Но иногда как глянет-глянет… Торквемада обзавидуется. Так и хочется с низкого старта до самой Тунхи рвануть. И ведь я ему ничего плохого не делала. Пока. Может, у него с женщинами не складывается? Мало ли. Травма детская. На сексуальной почве. Нынешние школы для мальчиков уже не те, что прежде. Beating, bulling, buggery[45] остались в прошлом. Говорят. Но мало ли, что может случиться с мальчиком в закрытой школе для мальчиков? На то она и закрытая, чтобы никто не узнал…

Мне было проще. Физические наказания к тому времени уже запретили. Учителя и старшеклассницы быстро осознали, что темноты и замкнутых пространств я не боюсь. Полазили бы с моё по усыпальницам… Бойкоты на меня тоже не действовали.
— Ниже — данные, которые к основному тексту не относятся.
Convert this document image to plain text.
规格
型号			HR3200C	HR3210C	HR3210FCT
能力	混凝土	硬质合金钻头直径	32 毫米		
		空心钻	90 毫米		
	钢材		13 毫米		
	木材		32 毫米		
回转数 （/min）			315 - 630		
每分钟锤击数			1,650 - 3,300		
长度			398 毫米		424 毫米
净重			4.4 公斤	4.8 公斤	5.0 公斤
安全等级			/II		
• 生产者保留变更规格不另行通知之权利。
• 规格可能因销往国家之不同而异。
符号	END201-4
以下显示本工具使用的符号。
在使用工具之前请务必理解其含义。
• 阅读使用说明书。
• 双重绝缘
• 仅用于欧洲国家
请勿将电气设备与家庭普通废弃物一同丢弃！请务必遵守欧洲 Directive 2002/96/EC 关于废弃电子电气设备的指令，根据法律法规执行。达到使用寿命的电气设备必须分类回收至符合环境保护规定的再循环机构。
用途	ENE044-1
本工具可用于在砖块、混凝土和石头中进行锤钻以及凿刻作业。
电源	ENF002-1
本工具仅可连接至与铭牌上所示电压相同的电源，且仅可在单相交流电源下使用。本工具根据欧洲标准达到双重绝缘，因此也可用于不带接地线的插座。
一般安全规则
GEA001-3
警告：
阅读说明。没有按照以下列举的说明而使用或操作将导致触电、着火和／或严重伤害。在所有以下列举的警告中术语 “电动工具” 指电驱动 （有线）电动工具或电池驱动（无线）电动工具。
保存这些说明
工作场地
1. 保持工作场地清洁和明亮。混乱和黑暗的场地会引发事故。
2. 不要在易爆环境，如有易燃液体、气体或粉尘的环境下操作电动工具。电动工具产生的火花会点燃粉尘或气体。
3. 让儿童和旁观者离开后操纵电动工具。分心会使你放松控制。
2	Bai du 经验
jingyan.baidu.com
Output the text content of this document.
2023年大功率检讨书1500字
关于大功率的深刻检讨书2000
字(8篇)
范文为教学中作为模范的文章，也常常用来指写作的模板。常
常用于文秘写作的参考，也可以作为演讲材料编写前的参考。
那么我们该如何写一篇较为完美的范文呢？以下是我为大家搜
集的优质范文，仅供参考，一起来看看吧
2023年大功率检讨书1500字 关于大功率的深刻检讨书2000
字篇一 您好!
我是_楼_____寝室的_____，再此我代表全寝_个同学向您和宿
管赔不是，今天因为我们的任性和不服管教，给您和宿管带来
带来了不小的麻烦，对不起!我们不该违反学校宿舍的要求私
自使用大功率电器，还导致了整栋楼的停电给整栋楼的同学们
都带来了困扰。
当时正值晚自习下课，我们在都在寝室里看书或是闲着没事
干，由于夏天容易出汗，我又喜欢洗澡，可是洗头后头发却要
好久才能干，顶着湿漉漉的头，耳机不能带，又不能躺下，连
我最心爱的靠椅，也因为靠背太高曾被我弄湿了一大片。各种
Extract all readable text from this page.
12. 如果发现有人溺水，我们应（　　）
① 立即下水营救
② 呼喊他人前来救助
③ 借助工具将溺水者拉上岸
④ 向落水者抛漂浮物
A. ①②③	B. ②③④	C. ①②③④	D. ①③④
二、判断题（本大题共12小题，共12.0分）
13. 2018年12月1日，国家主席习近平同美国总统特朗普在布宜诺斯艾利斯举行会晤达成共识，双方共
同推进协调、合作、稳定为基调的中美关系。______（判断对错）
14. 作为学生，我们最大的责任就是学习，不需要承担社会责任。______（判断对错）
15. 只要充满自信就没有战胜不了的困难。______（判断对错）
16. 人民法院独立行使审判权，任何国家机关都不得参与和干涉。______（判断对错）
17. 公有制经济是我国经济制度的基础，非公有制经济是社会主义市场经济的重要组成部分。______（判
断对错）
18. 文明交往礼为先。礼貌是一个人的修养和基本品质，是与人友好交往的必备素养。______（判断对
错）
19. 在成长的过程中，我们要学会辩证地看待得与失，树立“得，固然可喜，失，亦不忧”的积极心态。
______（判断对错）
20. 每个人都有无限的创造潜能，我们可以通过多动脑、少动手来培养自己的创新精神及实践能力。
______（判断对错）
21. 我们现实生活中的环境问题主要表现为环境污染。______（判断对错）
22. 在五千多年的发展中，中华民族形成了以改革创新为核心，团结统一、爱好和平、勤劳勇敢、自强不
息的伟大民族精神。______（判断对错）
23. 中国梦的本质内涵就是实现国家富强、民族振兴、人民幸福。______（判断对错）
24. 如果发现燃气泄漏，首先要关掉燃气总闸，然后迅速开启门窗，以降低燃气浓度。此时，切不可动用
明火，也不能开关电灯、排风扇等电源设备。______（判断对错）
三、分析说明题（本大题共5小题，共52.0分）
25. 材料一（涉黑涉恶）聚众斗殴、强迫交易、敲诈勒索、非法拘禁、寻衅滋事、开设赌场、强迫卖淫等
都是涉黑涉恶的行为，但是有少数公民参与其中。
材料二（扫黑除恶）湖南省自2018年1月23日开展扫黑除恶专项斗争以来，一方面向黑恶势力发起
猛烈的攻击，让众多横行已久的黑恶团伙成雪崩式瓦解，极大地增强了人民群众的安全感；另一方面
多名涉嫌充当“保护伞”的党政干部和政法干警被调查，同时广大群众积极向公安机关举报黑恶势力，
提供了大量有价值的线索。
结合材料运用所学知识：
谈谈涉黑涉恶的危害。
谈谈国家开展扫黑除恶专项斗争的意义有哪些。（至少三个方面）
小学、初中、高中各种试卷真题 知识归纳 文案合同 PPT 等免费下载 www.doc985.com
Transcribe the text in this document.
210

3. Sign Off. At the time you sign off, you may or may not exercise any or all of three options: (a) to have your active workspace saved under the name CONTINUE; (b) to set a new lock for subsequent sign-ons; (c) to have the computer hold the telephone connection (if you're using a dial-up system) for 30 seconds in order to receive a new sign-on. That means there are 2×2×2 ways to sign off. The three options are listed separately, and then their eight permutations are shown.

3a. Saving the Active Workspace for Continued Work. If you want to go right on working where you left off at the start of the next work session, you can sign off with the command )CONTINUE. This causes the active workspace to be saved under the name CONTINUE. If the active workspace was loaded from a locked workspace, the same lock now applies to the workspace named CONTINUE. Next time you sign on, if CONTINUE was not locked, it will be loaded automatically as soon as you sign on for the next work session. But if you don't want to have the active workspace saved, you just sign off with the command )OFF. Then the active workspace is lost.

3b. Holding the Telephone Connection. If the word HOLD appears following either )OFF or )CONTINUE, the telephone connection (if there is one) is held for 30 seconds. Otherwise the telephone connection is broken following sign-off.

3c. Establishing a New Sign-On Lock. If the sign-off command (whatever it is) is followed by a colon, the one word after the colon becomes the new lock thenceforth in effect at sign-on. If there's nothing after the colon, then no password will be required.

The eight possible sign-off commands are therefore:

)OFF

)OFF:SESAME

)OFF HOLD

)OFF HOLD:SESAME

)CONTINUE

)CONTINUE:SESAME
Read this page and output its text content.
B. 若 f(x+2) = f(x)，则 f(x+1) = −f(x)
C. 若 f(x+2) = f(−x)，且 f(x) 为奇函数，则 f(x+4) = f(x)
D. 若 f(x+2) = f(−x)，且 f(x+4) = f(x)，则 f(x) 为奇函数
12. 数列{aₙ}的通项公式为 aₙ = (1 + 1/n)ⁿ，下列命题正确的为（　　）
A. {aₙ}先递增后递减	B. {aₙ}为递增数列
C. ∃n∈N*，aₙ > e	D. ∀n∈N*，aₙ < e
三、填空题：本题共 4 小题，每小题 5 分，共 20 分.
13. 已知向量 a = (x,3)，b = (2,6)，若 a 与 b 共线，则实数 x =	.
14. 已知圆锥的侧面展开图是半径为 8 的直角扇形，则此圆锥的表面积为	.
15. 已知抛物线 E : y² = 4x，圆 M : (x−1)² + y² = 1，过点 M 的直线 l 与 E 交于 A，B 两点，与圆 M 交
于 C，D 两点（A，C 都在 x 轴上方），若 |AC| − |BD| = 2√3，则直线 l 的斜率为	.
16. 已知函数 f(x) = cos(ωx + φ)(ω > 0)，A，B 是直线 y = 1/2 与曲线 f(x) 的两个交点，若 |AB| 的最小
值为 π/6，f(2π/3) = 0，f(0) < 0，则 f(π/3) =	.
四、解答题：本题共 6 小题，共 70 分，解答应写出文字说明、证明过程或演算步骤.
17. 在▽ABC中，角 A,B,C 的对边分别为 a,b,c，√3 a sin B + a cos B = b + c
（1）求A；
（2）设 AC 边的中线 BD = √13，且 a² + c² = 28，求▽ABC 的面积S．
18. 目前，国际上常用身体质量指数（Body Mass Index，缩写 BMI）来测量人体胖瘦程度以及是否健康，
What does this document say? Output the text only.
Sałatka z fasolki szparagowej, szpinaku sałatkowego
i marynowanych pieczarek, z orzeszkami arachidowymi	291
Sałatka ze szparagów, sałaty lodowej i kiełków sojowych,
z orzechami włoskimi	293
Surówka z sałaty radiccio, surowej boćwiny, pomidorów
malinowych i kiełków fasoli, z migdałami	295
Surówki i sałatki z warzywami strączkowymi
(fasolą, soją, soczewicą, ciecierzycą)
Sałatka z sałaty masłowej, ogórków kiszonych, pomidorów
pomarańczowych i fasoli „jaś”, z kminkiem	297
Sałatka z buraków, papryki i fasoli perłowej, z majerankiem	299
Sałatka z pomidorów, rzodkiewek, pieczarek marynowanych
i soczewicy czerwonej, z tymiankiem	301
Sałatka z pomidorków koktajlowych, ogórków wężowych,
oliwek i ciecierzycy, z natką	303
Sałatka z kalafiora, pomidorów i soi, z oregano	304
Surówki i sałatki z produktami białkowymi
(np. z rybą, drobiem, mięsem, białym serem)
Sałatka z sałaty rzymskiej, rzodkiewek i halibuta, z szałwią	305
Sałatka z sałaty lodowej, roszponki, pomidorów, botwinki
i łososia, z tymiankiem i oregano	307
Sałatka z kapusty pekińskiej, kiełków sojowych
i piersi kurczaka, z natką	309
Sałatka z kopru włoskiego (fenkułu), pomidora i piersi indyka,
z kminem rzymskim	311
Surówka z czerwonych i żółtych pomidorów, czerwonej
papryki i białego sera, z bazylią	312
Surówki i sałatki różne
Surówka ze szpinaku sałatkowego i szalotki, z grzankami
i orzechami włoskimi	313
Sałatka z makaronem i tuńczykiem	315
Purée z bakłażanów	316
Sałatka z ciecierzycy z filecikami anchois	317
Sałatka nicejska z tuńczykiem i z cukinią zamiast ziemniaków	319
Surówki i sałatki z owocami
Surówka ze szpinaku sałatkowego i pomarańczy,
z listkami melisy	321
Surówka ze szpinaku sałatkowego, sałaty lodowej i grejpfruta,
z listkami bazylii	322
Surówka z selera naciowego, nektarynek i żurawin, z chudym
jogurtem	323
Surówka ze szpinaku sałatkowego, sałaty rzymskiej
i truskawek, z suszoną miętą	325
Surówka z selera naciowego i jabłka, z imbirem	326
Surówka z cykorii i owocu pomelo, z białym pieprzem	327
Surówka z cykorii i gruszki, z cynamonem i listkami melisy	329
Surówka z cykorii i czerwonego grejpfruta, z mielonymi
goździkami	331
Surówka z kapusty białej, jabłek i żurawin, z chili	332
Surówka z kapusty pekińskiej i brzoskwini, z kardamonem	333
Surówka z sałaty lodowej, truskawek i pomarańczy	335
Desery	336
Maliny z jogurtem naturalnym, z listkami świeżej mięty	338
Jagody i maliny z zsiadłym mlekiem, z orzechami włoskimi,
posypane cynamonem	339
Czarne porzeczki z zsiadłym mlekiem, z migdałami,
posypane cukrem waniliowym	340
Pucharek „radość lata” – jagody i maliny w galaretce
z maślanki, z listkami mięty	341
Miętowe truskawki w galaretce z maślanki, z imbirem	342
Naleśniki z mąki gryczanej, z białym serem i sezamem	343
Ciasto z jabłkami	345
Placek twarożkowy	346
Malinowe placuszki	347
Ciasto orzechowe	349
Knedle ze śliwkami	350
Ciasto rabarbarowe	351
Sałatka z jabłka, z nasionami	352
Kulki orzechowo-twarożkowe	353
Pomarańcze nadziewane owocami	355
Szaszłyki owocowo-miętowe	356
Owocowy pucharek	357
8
Говорить мне с ними и без бойкотов было не о чем. Так что на мою долю оставались только шепотки про глупые очки и полное отсутствие вкуса. Обидно. Но я пережила это без сексуальных девиаций. Надеюсь.

А то, что самцов люблю «строить», так они сами того хотят. Для остроты ощущений. Если вам кажется, что хрупкая блондинка и команда «К ноге!» не слишком друг с другом сочетаются, то вы просто ничего не понимаете в тонком искусстве выноса мозга. Здесь суть в чем? Чтобы дезориентировать жертву. Вроде стерва я, но я сущий ангел, а виноват он, хоть ничего плохого и не делал. Это ж какой взрыв в черепной коробке! А пока мозг в отрубе, какой секс, мамадорогая!

Нет, мне не нравится унижать, истязать, привязать к себе жертву и другие долгоиграющие абьюзерские штучки. Вокруг слишком много красивых мальчиков. Новомодные договорные «оттенки серого» тем более даром не нужны. Я с террористами не договариваюсь.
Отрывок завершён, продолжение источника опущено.